I see from protocol at 37C for 15 min and again 56c for another 15 min which is then added with another aliquot of dilluted CIAP and repeat the incubation again.

there is something like this in the protocol about dilution and i do not really understand.Conc of the CIAP is 1u/ul

Dilute sufficient CIAP for immediate use in CIAP 1X Reaction Buffer to a final
concentration of 0.01u/µl. Each picomole of DNA ends will require 0.01u CIAP.
(1µg of 1,000bp DNA = 1.52pmol DNA = 3.03pmol of ends.)

Please help me out in the issue so tht i can proceed with my ligation stuff
and how to check if the CIAP worked????

Thanx in advance



First off - as Not1 and BamH1 are not compatible ends you shouldn't need to phosphatase treat your vector to prevent self ligation.

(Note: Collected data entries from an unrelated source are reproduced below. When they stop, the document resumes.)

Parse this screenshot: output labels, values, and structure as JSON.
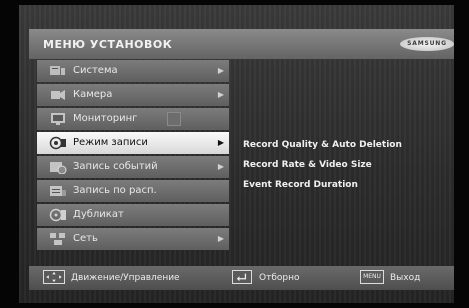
{
  "menu": {
    "title": "МЕНЮ УСТАНОВОК",
    "brand": "SAMSUNG",
    "items": [
      {
        "label": "Система",
        "icon": "system-icon",
        "has_submenu": true,
        "selected": false
      },
      {
        "label": "Камера",
        "icon": "camera-icon",
        "has_submenu": true,
        "selected": false
      },
      {
        "label": "Мониторинг",
        "icon": "monitor-icon",
        "has_submenu": false,
        "selected": false
      },
      {
        "label": "Режим записи",
        "icon": "record-mode-icon",
        "has_submenu": true,
        "selected": true
      },
      {
        "label": "Запись событий",
        "icon": "event-record-icon",
        "has_submenu": true,
        "selected": false
      },
      {
        "label": "Запись по расп.",
        "icon": "schedule-record-icon",
        "has_submenu": false,
        "selected": false
      },
      {
        "label": "Дубликат",
        "icon": "backup-icon",
        "has_submenu": false,
        "selected": false
      },
      {
        "label": "Сеть",
        "icon": "network-icon",
        "has_submenu": true,
        "selected": false
      }
    ],
    "arrow_glyph": "▶"
  },
  "submenu": {
    "items": [
      "Record Quality & Auto Deletion",
      "Record Rate & Video Size",
      "Event Record Duration"
    ]
  },
  "footer": {
    "move_label": "Движение/Управление",
    "enter_label": "Отборно",
    "exit_key": "MENU",
    "exit_label": "Выход"
  },
  "colors": {
    "selected_bg": "#f0f0f0",
    "item_bg": "#6e6e6e",
    "title_bar": "#787878"
  }
}
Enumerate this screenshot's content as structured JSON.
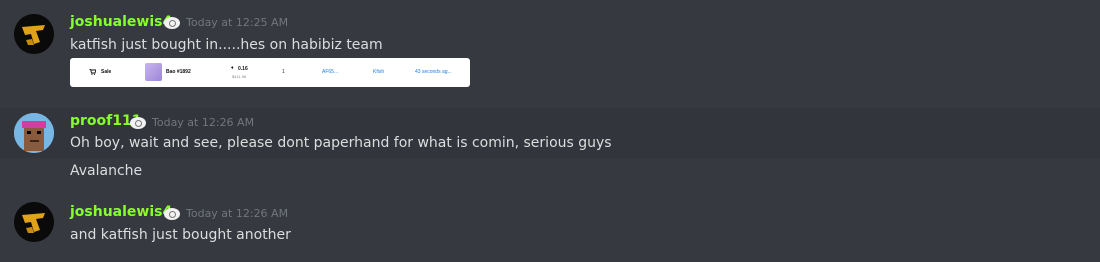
{
  "messages": [
    {
      "username": "joshualewis4",
      "timestamp": "Today at 12:25 AM",
      "text": "katfish just bought in.....hes on habibiz team",
      "embed": {
        "event": "Sale",
        "item": "Bao #1892",
        "price_eth": "0.16",
        "price_usd": "$411.96",
        "quantity": "1",
        "from": "AF65...",
        "to": "Kfish",
        "time": "43 seconds ag..."
      }
    },
    {
      "username": "proof111",
      "timestamp": "Today at 12:26 AM",
      "lines": [
        "Oh boy, wait and see, please dont paperhand for what is comin, serious guys",
        "Avalanche"
      ]
    },
    {
      "username": "joshualewis4",
      "timestamp": "Today at 12:26 AM",
      "text": "and katfish just bought another"
    }
  ],
  "colors": {
    "background": "#36393f",
    "username": "#87ff2a",
    "timestamp": "#72767d",
    "text": "#dcddde",
    "link": "#2081e2"
  }
}
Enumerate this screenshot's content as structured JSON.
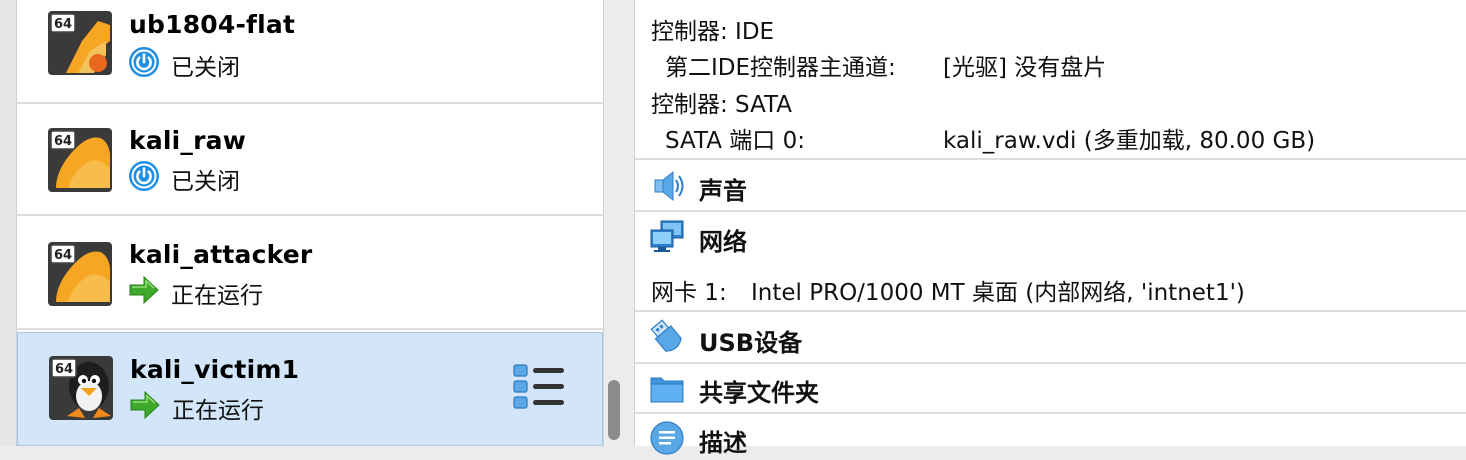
{
  "vm_list": [
    {
      "arch_badge": "64",
      "name": "ub1804-flat",
      "state": "已关闭",
      "os_icon": "ubuntu-icon",
      "state_icon": "power-off-icon"
    },
    {
      "arch_badge": "64",
      "name": "kali_raw",
      "state": "已关闭",
      "os_icon": "kali-icon",
      "state_icon": "power-off-icon"
    },
    {
      "arch_badge": "64",
      "name": "kali_attacker",
      "state": "正在运行",
      "os_icon": "kali-icon",
      "state_icon": "running-arrow-icon"
    },
    {
      "arch_badge": "64",
      "name": "kali_victim1",
      "state": "正在运行",
      "os_icon": "linux-penguin-icon",
      "state_icon": "running-arrow-icon",
      "selected": true
    }
  ],
  "details": {
    "storage": {
      "controller_ide": "控制器: IDE",
      "ide_port_label": "第二IDE控制器主通道:",
      "ide_port_value": "[光驱] 没有盘片",
      "controller_sata": "控制器: SATA",
      "sata_port_label": "SATA 端口 0:",
      "sata_port_value": "kali_raw.vdi (多重加载, 80.00 GB)"
    },
    "audio": {
      "title": "声音",
      "icon": "speaker-icon"
    },
    "network": {
      "title": "网络",
      "icon": "network-icon",
      "adapter_label": "网卡 1:",
      "adapter_value": "Intel PRO/1000 MT 桌面 (内部网络, 'intnet1')"
    },
    "usb": {
      "title": "USB设备",
      "icon": "usb-icon"
    },
    "shared_folders": {
      "title": "共享文件夹",
      "icon": "folder-icon"
    },
    "description": {
      "title": "描述",
      "icon": "description-icon"
    }
  },
  "colors": {
    "selected_row": "#d3e5f9",
    "running_green": "#3ea92a",
    "power_blue": "#1f8fe3",
    "kali_orange": "#f6a623"
  }
}
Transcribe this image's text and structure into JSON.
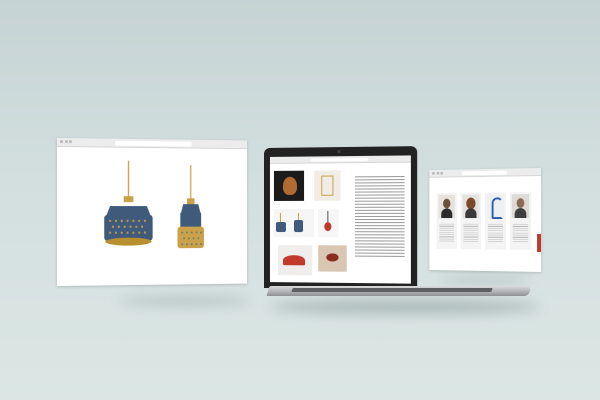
{
  "colors": {
    "background": "#ccd9d9",
    "lamp_blue": "#3f5a7a",
    "lamp_gold": "#c9a24a",
    "accent_red": "#c0392b"
  },
  "left_window": {
    "url": "",
    "site_title": "",
    "nav": ""
  },
  "laptop": {
    "site_title": "",
    "heading": ""
  },
  "right_window": {
    "site_title": "",
    "heading": "",
    "team": [
      {
        "name": "",
        "icon": "portrait-man-beard"
      },
      {
        "name": "",
        "icon": "portrait-woman"
      },
      {
        "name": "",
        "icon": "blue-sculpture"
      },
      {
        "name": "",
        "icon": "portrait-man-bald"
      }
    ]
  }
}
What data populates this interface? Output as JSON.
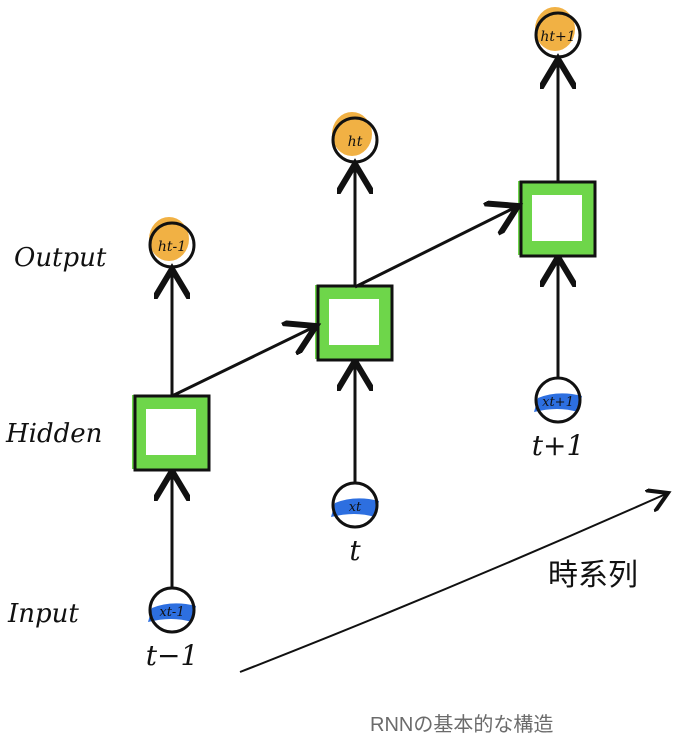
{
  "labels": {
    "output": "Output",
    "hidden": "Hidden",
    "input": "Input"
  },
  "steps": [
    {
      "time": "t−1",
      "output": "ht-1",
      "input": "xt-1"
    },
    {
      "time": "t",
      "output": "ht",
      "input": "xt"
    },
    {
      "time": "t+1",
      "output": "ht+1",
      "input": "xt+1"
    }
  ],
  "time_axis": "時系列",
  "caption": "RNNの基本的な構造",
  "colors": {
    "output": "#f0a830",
    "hidden": "#6ed64a",
    "input": "#2d6fe0"
  }
}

However, for the dilution - you need to know how much DNA you have in your reaction, from that you can calculate the pmol ends (the number of ends on your DNA in picomol). A calculation tool can be found here. You can then mulitply this number by 0.01 to get the amount in units you need to add, this will then correspond to the number of ul (1U/ul).


1 Unit means 1 microMol Substrate in 60 minutes processing by the Enzyme (Enzyme Depending).


Think homeopathy. I'd recommend a dilution of CIAP of, say, 10,000,000,000,000 to one. Translation: I'd never use it. At all. Makes more problems than it solves, in my opinion.


thank you all for the answers


Listen to phage. It is a pain in the ass. If it is not completely inactivated it will make your life hell during downstream procedures. It can cause some funky effects on linear plasmids.